Хороша, Сущие, как хороша! Что во гневе, что — гм, наоборот… Не женщина, а мечта.
— Как ты можешь такое говорить! Я о тебе только и думаю, я ж сюда приперся только из-за тебя, лошадь чуть не загнал… — беру ее за руку, что за пальцы, боги… — Ты — как пламя, как огонь несгорающий, я последний разум теряю… — губами осторожно — от кисти к запястью, левой за талию перехватить…
— Приехал, — отталкивает, хмурится, — На этом твоя решимость и кончилась. Сдается, вовсе не ко мне ты приехал, а из-за Ульганара.
Ульганар?
— Какой еще Ульганар? — не хмурься, свет мой, хочешь — наизнанку вывернусь, только не хмурься! — А, да, Ульганар, — Ульганар — это Гер. Командир мой. — Черт возьми, я же всю ночь с этими постами… возился, пока будущая смена дрыхла, посты — они тоже усталые, их дрючить надо, но, Иверена… — полшага, и она опять — близко-близко, жаром обдает, — Ну, сама подумай, — шепчу я, — Ну, как я мог исчезнуть неизвестно куда…

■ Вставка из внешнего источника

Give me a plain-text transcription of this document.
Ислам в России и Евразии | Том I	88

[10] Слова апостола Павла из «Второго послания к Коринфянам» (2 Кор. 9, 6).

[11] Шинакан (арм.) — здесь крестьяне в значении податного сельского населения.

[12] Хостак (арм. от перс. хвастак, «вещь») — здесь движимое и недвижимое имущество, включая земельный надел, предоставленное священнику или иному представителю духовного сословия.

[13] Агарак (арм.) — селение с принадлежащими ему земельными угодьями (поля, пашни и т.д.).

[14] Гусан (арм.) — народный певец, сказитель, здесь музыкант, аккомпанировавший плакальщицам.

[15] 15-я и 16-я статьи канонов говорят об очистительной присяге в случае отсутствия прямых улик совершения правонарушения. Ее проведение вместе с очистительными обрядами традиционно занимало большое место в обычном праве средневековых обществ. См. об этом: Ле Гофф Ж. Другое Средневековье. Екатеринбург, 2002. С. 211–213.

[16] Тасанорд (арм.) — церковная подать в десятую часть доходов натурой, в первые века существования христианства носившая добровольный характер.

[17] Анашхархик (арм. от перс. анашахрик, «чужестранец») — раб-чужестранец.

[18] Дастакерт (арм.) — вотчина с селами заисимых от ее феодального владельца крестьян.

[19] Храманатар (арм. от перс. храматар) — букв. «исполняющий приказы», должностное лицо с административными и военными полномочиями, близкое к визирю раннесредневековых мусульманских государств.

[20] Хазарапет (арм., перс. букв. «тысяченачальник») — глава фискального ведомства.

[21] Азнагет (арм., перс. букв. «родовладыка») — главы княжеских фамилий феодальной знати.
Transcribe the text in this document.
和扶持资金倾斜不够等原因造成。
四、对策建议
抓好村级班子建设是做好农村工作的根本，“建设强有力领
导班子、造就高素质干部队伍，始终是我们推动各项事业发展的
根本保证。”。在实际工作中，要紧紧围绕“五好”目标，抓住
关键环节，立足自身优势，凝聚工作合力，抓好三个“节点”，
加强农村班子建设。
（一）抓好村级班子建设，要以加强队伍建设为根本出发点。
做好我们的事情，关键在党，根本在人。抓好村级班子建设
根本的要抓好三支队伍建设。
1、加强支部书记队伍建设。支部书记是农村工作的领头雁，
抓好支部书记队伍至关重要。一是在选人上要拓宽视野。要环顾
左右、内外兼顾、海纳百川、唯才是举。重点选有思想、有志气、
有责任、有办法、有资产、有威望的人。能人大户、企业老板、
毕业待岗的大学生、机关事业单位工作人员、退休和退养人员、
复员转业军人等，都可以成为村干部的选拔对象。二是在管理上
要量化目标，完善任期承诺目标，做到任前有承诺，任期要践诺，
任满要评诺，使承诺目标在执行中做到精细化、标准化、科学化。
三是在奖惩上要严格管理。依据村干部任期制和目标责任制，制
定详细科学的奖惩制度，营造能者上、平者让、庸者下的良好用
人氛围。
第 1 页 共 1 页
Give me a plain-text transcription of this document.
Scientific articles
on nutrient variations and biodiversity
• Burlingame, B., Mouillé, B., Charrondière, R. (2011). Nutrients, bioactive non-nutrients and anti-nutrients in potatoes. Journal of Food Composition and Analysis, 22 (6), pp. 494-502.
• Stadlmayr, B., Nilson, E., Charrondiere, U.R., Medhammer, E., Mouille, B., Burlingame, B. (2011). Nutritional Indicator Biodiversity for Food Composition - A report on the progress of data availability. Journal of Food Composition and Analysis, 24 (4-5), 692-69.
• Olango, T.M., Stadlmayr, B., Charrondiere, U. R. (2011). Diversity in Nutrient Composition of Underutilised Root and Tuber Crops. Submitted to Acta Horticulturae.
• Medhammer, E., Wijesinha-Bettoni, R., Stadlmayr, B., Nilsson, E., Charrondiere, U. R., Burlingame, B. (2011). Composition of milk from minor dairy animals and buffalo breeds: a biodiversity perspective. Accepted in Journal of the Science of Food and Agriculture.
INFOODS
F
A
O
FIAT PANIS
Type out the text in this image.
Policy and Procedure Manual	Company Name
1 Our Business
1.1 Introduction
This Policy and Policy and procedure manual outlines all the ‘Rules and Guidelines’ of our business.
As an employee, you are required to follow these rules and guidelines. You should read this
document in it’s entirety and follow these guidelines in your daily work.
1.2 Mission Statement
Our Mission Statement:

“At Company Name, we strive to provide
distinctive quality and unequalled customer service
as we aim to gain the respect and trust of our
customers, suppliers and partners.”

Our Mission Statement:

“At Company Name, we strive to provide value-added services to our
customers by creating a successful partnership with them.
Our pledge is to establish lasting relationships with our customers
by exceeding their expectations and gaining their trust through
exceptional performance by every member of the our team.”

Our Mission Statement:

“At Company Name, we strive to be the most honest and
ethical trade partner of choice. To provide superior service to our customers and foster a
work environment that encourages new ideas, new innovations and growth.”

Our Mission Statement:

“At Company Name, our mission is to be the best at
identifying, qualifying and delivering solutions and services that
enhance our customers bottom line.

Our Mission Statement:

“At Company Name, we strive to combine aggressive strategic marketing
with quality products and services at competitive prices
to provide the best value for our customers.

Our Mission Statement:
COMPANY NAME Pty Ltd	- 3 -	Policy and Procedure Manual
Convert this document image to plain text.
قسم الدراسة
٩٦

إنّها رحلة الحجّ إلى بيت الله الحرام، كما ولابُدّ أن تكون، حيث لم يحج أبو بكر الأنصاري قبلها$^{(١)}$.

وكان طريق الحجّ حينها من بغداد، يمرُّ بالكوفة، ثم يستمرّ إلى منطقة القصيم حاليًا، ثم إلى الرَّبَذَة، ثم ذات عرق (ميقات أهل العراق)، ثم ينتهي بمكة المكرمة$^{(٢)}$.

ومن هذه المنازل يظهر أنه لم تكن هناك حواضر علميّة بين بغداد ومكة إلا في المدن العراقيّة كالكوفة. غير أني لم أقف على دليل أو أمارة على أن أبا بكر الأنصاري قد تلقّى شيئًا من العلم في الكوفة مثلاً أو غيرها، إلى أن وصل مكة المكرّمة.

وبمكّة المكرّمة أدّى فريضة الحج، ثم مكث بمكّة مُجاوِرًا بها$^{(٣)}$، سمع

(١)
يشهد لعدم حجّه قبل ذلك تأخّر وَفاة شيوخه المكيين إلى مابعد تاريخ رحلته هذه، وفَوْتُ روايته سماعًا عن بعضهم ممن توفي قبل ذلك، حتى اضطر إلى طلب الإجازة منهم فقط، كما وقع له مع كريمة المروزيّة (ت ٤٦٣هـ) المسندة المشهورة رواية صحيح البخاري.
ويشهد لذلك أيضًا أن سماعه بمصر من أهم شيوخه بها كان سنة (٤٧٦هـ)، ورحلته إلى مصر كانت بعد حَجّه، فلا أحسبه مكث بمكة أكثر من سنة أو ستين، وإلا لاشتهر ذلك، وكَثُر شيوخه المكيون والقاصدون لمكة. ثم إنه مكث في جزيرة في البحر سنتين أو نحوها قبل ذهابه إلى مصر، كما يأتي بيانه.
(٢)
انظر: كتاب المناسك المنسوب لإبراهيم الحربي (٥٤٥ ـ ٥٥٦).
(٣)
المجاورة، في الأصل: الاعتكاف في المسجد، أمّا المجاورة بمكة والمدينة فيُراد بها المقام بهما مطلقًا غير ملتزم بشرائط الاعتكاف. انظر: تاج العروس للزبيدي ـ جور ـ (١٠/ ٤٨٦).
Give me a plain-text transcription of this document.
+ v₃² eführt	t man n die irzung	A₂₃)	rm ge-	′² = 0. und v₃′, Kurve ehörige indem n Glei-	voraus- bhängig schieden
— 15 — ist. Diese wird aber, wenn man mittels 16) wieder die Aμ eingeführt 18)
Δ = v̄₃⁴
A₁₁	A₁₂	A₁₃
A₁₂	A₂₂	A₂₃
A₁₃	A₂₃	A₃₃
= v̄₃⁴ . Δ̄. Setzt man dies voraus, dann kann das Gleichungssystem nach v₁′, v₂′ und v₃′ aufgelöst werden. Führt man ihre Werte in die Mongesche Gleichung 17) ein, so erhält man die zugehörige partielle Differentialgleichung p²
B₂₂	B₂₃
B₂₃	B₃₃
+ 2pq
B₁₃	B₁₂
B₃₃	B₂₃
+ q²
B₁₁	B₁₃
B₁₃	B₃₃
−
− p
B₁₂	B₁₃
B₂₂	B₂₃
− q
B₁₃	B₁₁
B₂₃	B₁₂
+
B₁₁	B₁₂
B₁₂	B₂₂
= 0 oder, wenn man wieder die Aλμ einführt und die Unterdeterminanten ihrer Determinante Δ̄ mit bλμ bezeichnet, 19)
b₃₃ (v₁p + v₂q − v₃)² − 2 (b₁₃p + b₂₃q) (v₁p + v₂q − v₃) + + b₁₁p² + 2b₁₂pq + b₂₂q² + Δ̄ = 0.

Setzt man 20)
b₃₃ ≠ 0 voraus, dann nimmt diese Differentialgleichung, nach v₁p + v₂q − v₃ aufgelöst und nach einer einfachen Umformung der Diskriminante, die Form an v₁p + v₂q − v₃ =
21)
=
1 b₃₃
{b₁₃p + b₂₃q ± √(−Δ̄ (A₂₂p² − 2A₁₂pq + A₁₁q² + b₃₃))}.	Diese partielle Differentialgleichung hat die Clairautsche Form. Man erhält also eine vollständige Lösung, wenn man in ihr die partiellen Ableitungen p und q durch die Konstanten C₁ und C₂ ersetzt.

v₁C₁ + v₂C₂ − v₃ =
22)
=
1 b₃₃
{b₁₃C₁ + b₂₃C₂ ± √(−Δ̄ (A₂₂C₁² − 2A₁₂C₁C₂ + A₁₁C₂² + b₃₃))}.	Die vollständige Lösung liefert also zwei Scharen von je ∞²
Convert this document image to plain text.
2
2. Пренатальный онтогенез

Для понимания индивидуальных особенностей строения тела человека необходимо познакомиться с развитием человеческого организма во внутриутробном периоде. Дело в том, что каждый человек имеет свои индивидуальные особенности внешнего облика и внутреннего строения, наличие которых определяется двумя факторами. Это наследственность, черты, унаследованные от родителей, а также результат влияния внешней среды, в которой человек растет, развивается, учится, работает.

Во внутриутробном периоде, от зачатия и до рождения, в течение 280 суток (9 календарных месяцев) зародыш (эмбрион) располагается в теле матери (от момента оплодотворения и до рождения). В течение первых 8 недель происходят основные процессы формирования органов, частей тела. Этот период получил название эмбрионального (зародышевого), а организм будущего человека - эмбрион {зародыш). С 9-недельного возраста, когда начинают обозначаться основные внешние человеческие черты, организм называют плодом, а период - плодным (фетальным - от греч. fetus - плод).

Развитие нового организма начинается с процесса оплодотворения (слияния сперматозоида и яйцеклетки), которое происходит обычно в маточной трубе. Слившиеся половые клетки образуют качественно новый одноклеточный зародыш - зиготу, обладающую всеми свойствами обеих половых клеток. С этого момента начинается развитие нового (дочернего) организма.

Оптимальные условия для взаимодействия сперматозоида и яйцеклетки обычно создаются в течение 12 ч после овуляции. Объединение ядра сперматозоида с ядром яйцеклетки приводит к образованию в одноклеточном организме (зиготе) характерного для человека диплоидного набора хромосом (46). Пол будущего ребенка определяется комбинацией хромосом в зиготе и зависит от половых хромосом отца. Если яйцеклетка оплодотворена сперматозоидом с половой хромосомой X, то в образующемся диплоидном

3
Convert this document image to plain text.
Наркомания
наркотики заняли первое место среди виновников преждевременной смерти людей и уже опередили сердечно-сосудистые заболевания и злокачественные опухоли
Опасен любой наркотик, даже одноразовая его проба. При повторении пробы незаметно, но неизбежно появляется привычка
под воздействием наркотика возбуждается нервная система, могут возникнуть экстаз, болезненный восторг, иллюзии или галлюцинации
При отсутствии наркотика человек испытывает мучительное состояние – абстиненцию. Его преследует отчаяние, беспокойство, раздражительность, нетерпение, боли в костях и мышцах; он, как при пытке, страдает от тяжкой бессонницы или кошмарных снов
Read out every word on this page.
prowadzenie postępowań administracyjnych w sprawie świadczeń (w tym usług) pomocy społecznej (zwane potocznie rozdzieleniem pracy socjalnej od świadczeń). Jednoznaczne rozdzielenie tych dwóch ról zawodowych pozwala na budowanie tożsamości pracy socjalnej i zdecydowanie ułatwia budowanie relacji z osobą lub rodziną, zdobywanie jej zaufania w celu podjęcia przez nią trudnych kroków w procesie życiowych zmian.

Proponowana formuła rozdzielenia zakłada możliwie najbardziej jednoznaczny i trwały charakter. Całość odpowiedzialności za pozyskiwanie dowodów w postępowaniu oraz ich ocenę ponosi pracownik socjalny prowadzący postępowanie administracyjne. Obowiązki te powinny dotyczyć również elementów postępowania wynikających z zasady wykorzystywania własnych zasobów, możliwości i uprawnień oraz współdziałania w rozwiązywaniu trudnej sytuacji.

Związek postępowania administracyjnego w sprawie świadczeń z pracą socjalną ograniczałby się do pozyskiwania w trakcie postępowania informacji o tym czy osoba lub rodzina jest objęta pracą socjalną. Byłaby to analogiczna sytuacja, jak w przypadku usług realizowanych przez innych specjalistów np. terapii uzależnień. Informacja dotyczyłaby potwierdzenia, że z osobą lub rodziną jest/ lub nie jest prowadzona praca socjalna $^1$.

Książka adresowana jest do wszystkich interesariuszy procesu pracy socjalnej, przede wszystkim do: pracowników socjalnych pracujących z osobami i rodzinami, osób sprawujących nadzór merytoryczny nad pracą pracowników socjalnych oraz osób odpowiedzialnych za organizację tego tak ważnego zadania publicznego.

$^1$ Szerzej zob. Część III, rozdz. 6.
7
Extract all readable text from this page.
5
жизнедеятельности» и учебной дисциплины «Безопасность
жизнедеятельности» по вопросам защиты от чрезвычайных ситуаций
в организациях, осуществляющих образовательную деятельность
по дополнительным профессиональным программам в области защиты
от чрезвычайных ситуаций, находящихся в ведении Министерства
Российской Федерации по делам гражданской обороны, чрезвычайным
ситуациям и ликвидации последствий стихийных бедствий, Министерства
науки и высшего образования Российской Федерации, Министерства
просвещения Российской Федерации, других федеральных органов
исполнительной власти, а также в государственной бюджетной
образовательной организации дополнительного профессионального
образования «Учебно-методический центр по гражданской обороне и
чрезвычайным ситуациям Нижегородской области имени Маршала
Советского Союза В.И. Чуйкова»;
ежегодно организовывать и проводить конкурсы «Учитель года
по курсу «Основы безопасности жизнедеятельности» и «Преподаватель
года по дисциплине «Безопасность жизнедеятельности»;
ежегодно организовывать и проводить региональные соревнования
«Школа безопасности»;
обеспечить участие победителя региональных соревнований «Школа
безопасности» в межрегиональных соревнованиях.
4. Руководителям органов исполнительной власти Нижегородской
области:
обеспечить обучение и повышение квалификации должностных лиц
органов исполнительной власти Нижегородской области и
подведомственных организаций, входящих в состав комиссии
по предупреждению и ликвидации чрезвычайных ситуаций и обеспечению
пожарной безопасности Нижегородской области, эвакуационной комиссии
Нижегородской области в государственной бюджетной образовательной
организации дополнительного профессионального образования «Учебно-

— Я-то думаю, — снова отталкивает, но руку не отнимает, — Я тебе тоже кое-что могу рассказать. Тебе кажется, так легко выставить телохранителей, напоить Гелиодора этой отравой, он и так еле дышит!..
— Прости меня, — кругом перед тобой виноват, мужлан неотесанный, солдафон из казармы… — Прости, милая, я понимаю, я вообще восхищен твоей ловкостью. Тебя бы к нам, в Каорен… — руки на плечах ее, вот схватить сейчас, в плащ завернуть и… — Но я же на виду должен быть, я ведь — гирот, на меня и так косо смотрят…
Дознаватель вон, кочерыжка старая — знай принюхивается, наследник крови-то… А, провались оно все!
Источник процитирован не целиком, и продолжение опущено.